Summer is officially here & I couldn’t be more excited! The season of spontaneous road trips, endless fresh local produce & the best outdoor gatherings. The nights become longer & everyone seems more relaxed than ever. Between attending & hosting parties all season long, I love preparing traditional barbecue side dishes with a little fancy twist. Make this upscale potato salad for your next party!
It is not your traditional potato salad loaded with hard boiled eggs, celery & mayonnaise. It is a fresh & flavourful take on the classic dish featuring a dijon vinaigrette base. The haricots verts, also known as “French beans” add a refreshing crisp bite to the salad. A cross between a green bean salad & a potato salad. For those unfamiliar with French green beans, they are a thinner style bean with a more tender bite. However, if you are unable to find this variety a standard green bean will do the trick! Just be sure to cook them a little longer during the blanching process.

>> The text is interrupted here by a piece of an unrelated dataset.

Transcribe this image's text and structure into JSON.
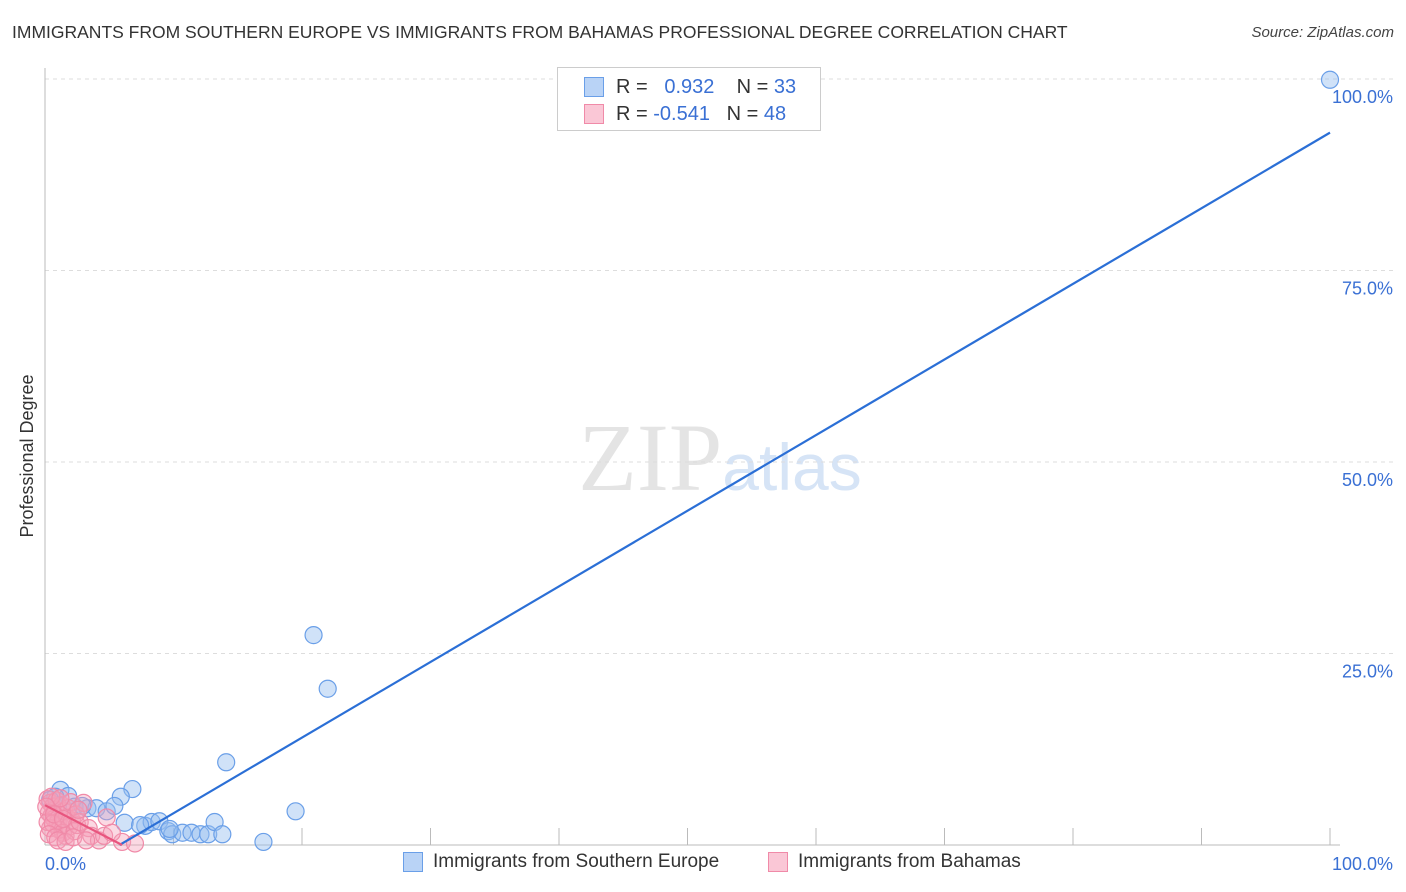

What really sets this salad apart from the others is the additional step of the roasting the fingerling potatoes. It adds so much more flavour then a boiled potato & makes a big impact. The fingerling potatoes bring a nutty, earthy flavour with a firm texture & make for a beautiful presentation.

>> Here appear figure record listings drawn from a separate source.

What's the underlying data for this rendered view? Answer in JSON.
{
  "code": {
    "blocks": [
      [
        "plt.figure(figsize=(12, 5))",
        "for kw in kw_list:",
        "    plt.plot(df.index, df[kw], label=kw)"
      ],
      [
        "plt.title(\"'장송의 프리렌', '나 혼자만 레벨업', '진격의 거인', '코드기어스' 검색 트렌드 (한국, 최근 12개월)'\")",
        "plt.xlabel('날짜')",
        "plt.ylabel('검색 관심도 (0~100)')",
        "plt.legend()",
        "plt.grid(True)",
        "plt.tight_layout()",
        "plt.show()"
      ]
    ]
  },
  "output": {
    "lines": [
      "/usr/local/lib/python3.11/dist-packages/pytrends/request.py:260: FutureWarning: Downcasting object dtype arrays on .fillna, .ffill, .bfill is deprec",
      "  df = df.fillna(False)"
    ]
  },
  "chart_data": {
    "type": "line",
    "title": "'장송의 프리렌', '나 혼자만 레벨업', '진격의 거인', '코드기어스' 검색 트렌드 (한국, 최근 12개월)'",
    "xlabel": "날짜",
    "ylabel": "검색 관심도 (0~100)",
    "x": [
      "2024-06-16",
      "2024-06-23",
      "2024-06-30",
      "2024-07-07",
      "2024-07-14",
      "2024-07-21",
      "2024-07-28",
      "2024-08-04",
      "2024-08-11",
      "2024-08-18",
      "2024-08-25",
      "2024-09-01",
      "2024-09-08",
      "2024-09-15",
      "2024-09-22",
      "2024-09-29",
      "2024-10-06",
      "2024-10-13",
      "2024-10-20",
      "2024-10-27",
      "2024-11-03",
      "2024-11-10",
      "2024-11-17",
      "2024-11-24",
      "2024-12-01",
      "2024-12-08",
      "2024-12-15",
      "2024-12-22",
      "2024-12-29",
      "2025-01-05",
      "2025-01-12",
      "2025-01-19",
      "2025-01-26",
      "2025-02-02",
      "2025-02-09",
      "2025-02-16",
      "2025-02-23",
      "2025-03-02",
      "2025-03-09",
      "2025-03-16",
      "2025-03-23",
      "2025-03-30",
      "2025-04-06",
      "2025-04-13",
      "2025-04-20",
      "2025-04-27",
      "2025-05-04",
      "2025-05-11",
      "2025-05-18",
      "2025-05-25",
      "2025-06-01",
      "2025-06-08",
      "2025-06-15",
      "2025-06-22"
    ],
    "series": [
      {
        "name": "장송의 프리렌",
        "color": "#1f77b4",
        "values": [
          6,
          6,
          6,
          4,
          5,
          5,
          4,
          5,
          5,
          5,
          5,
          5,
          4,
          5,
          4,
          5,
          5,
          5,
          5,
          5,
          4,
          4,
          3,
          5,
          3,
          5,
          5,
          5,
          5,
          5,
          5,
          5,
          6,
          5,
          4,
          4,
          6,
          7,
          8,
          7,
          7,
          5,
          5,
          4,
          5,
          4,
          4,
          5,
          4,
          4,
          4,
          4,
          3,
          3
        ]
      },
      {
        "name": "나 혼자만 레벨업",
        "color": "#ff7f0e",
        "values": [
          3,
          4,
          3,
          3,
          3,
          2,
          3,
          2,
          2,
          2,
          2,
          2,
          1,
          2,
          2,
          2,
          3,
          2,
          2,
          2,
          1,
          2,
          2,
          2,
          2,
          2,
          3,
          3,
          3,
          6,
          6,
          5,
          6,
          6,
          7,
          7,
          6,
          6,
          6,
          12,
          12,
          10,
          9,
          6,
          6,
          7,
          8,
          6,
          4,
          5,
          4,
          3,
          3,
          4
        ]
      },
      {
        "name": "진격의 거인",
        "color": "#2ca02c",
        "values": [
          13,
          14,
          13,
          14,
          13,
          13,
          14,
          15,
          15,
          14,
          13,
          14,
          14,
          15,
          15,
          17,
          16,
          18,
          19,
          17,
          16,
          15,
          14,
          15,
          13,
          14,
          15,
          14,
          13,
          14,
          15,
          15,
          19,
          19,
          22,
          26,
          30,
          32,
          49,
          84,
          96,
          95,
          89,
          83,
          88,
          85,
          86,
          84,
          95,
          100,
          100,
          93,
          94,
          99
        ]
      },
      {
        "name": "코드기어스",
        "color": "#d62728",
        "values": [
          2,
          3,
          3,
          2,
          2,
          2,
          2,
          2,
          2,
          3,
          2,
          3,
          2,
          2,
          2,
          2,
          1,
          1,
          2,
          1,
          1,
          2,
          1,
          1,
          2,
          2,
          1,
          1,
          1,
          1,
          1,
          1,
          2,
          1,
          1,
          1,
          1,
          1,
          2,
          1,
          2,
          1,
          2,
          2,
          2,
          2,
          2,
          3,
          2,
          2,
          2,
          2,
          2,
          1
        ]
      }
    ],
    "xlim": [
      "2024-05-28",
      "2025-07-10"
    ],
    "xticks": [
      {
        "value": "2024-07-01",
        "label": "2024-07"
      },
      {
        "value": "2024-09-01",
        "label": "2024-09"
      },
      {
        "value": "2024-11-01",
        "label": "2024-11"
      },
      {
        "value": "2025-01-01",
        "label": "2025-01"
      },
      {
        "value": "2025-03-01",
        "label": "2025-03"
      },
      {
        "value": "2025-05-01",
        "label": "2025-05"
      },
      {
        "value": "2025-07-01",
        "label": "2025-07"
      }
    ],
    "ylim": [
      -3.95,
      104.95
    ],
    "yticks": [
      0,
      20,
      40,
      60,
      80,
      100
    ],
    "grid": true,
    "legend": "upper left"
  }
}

So next time you are looking for a summer side dish to bring to an outdoor barbecue, change things up with this not so traditional green bean & potato salad! It might just be the most popular dish at the gathering. Happy summer!

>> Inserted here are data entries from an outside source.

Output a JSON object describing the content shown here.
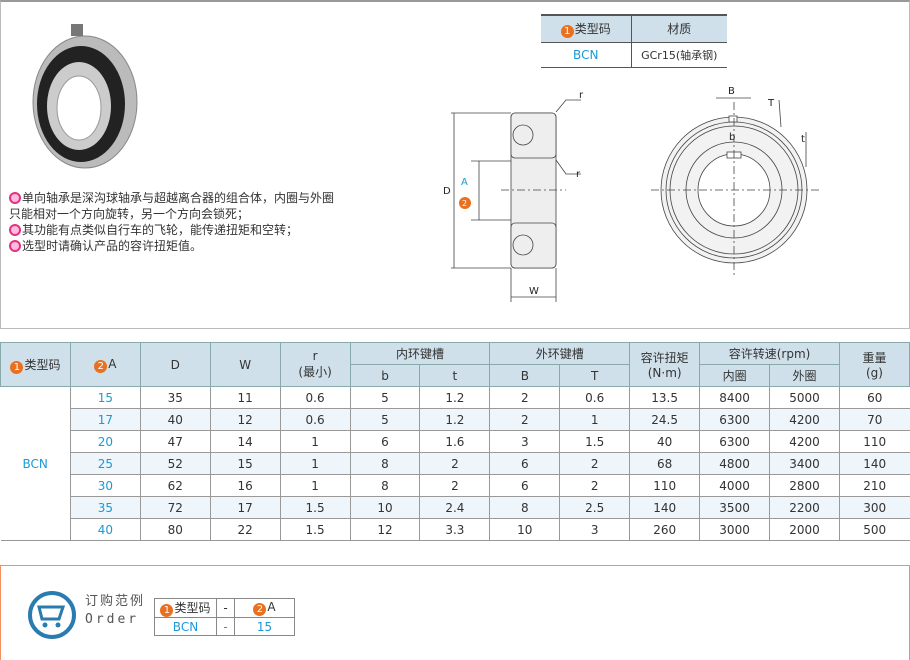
{
  "material_table": {
    "headers": [
      "类型码",
      "材质"
    ],
    "header_num": "1",
    "row": [
      "BCN",
      "GCr15(轴承钢)"
    ]
  },
  "description": [
    "单向轴承是深沟球轴承与超越离合器的组合体，内圈与外圈只能相对一个方向旋转，另一个方向会锁死；",
    "其功能有点类似自行车的飞轮，能传递扭矩和空转；",
    "选型时请确认产品的容许扭矩值。"
  ],
  "drawing_labels": {
    "r1": "r",
    "r2": "r",
    "D": "D",
    "A": "A",
    "A_num": "2",
    "W": "W",
    "B": "B",
    "T": "T",
    "b": "b",
    "t": "t"
  },
  "spec_table": {
    "h_type": "类型码",
    "h_type_num": "1",
    "h_A": "A",
    "h_A_num": "2",
    "h_D": "D",
    "h_W": "W",
    "h_r": "r",
    "h_r_sub": "(最小)",
    "h_inner": "内环键槽",
    "h_b": "b",
    "h_t": "t",
    "h_outer": "外环键槽",
    "h_B": "B",
    "h_T": "T",
    "h_torque": "容许扭矩",
    "h_torque_unit": "(N·m)",
    "h_speed": "容许转速(rpm)",
    "h_speed_in": "内圈",
    "h_speed_out": "外圈",
    "h_weight": "重量",
    "h_weight_unit": "(g)",
    "type": "BCN",
    "rows": [
      [
        "15",
        "35",
        "11",
        "0.6",
        "5",
        "1.2",
        "2",
        "0.6",
        "13.5",
        "8400",
        "5000",
        "60"
      ],
      [
        "17",
        "40",
        "12",
        "0.6",
        "5",
        "1.2",
        "2",
        "1",
        "24.5",
        "6300",
        "4200",
        "70"
      ],
      [
        "20",
        "47",
        "14",
        "1",
        "6",
        "1.6",
        "3",
        "1.5",
        "40",
        "6300",
        "4200",
        "110"
      ],
      [
        "25",
        "52",
        "15",
        "1",
        "8",
        "2",
        "6",
        "2",
        "68",
        "4800",
        "3400",
        "140"
      ],
      [
        "30",
        "62",
        "16",
        "1",
        "8",
        "2",
        "6",
        "2",
        "110",
        "4000",
        "2800",
        "210"
      ],
      [
        "35",
        "72",
        "17",
        "1.5",
        "10",
        "2.4",
        "8",
        "2.5",
        "140",
        "3500",
        "2200",
        "300"
      ],
      [
        "40",
        "80",
        "22",
        "1.5",
        "12",
        "3.3",
        "10",
        "3",
        "260",
        "3000",
        "2000",
        "500"
      ]
    ]
  },
  "order": {
    "title": "订购范例",
    "subtitle": "Order",
    "h1": "类型码",
    "h1_num": "1",
    "sep": "-",
    "h2": "A",
    "h2_num": "2",
    "v1": "BCN",
    "v2": "15"
  },
  "colors": {
    "accent_blue": "#1a9ad6",
    "header_bg": "#cfe0ea",
    "order_border": "#f29060",
    "badge_orange": "#e8701f"
  }
}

Warm French Green Bean & Fingerling Potato Salad
2 pounds fingerling potatoes, halved lengthwise
1/4 cup + 1/3 cup extra virgin olive oil
salt & cracked black pepper, to taste
1/2 pound haricots verts, blanched *
2 shallots, thinly sliced
2 cloves of garlic, minced
1 tablespoon capers, roughly chopped
1 tablespoon dijon mustard
1/2 cup fresh dill, roughly chopped
1 teaspoon honey
1/4 cup apple cider vinegar
4 large soft boiled eggs, halved (optional)
1. Preheat oven to 375 degrees. Line a baking sheet with parchment paper.
2. Fill a large pot with cold water. Add potatoes & a generous pinch of salt. Bring water to a boil & cook for 8 minutes. Strain potatoes.
3. Transfer potatoes to prepared baking sheet. Toss with 1/4 cup of olive oil, salt & pepper. Roast for 20-25 minutes, or until the potatoes are crispy & golden at the edges.
4. As the potatoes roast prepare the dressing. In a small mixing bowl whisk together the shallots, garlic, capers, dijon, dill, honey, vinegar & remaining olive oil.
5. In a large serving bowl add the green beans, roasted potatoes, dressing & eggs (optional). Toss to coat & serve warm!
*NOTE: To blanch the green beans, bring a large pot of salted water to a boil. Add the beans & cook for 2 minutes. Drain immediately & shock in a bowl of ice water to stop the cooking process. Strain & set aside until ready to use. This will produce a vibrant green bean with a crisp bite.